The United States, on the other hand, surprised everyone how it chose to deal with Salva Kiir and his generals. The Obama administration is finally leaving office and walking away after its National Security Secretary, Susan Rice made sure that she kept the regime of Kiir in power in Juba, in spite of the mass rape of the American women aid workers by the South Sudanese Presidential Guards that took place in the Terrain Lodge Hotel in Juba as part of the July 2016 crisis.
Today in January 2017, we all know that through Susan Rice’s influence, President Obama and Secretary Kerry chose to back tract from their commitment to uphold the August 2015 Agreement for the Resolution of the Crisis in South Sudan (ARCISS) and intentionally failed to see that it is implemented to the letter and spirit. But instead they sought the policy of isolating Dr Riek Machar to give Salva Kiir a free hand to do whatever he and his tribal militiamen of the notorious ‘Mathiang Anyoor’ please to do.

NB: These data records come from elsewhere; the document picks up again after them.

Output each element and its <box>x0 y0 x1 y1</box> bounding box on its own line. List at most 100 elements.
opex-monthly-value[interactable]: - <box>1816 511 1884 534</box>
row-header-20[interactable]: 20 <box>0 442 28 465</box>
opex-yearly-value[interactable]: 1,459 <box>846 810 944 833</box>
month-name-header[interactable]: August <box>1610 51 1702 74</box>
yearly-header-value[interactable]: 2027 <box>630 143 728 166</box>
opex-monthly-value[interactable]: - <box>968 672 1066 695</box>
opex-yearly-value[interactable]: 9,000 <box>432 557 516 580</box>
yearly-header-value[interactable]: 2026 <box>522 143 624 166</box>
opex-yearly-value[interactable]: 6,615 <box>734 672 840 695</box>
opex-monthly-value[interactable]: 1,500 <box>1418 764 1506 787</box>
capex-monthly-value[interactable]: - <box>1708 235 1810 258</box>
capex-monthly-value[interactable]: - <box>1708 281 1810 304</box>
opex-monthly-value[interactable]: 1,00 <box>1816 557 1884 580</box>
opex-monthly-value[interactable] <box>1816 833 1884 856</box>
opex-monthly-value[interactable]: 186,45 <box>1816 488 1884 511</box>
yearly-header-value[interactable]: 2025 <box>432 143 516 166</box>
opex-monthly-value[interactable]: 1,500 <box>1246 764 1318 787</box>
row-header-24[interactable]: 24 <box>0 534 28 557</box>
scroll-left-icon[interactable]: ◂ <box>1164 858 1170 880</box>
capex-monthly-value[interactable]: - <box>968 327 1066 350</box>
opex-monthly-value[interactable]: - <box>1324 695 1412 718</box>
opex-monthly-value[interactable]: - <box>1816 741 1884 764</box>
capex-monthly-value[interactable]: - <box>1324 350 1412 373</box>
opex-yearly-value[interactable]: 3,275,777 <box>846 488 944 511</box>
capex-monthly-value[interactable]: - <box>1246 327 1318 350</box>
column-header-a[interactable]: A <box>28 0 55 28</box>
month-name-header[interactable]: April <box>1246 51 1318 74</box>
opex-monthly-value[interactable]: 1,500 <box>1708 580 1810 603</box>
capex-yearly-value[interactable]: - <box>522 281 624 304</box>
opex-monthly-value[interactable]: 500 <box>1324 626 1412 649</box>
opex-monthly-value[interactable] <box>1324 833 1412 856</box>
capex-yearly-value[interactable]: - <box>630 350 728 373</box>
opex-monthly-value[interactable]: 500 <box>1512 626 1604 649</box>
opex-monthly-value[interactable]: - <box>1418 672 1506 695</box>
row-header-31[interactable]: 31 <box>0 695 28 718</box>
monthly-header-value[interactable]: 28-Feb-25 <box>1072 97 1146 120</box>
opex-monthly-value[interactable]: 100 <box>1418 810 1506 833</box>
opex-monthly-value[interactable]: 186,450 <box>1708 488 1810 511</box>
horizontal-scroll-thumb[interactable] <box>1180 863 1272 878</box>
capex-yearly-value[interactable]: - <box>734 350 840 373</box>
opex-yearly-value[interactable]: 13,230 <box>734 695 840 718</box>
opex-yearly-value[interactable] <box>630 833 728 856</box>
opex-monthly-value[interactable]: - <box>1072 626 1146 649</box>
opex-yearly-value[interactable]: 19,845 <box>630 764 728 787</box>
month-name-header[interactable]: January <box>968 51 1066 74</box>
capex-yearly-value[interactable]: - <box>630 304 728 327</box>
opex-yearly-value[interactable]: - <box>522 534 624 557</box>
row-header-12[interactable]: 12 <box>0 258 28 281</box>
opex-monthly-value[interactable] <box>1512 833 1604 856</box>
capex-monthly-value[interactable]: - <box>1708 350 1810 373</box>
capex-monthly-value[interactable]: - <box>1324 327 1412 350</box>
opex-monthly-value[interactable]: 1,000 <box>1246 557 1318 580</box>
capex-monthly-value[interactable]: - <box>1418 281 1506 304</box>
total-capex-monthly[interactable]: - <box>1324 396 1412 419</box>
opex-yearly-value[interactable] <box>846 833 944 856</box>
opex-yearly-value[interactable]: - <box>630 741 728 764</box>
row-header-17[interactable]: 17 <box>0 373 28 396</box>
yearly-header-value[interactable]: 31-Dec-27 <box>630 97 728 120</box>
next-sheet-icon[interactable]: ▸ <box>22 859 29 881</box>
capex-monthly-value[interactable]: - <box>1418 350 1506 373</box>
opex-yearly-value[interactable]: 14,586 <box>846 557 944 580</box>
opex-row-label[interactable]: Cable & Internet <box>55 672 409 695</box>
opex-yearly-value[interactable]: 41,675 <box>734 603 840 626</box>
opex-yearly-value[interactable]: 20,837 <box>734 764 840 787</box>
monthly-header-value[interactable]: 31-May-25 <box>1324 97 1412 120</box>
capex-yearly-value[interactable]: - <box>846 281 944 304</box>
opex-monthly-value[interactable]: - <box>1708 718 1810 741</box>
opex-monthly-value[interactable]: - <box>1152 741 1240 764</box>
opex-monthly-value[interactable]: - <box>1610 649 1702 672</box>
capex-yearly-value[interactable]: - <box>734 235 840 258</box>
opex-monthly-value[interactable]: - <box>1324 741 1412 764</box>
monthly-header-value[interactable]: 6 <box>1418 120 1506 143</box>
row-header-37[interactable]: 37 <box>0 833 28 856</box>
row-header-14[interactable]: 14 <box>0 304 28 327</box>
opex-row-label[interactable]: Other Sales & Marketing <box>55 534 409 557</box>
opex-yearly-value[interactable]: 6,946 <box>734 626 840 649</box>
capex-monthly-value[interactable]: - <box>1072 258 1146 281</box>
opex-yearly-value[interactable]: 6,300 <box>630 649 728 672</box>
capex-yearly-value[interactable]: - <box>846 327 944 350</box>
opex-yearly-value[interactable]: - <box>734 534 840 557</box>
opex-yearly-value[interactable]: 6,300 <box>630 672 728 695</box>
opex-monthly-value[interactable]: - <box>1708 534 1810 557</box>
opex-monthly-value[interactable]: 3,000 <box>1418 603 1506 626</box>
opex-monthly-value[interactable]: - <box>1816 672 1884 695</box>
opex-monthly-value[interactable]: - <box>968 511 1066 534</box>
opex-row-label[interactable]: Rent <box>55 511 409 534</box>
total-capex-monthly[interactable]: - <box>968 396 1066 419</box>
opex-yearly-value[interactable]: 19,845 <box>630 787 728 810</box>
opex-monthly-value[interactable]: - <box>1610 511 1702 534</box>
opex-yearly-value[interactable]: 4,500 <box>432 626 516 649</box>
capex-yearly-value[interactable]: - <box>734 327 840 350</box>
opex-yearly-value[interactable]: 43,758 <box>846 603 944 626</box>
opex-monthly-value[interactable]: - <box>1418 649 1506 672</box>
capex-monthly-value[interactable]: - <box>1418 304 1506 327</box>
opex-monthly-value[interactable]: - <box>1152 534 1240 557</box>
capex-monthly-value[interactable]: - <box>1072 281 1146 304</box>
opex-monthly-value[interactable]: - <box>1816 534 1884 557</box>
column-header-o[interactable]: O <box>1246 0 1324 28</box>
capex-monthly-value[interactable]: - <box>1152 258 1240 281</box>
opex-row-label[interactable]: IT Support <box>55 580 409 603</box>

On the concrete grounds offered by all these facts as mentioned above, a South Sudanese who is directly at the receiving end of the Juba regime’s injustice is left with no any other choice, but to continue resisting the regime’s onslaught. The struggle for a total liberation, indeed a people’s revolution becomes all inevitably the only way forward. This is not as an option, but in fact the only viable way to go, if we really want to avoid being again relegated to ‘second class’ citizen position.
Author: Justin Ambago Ramba. A concerned South Sudanese and a voice for the voiceless.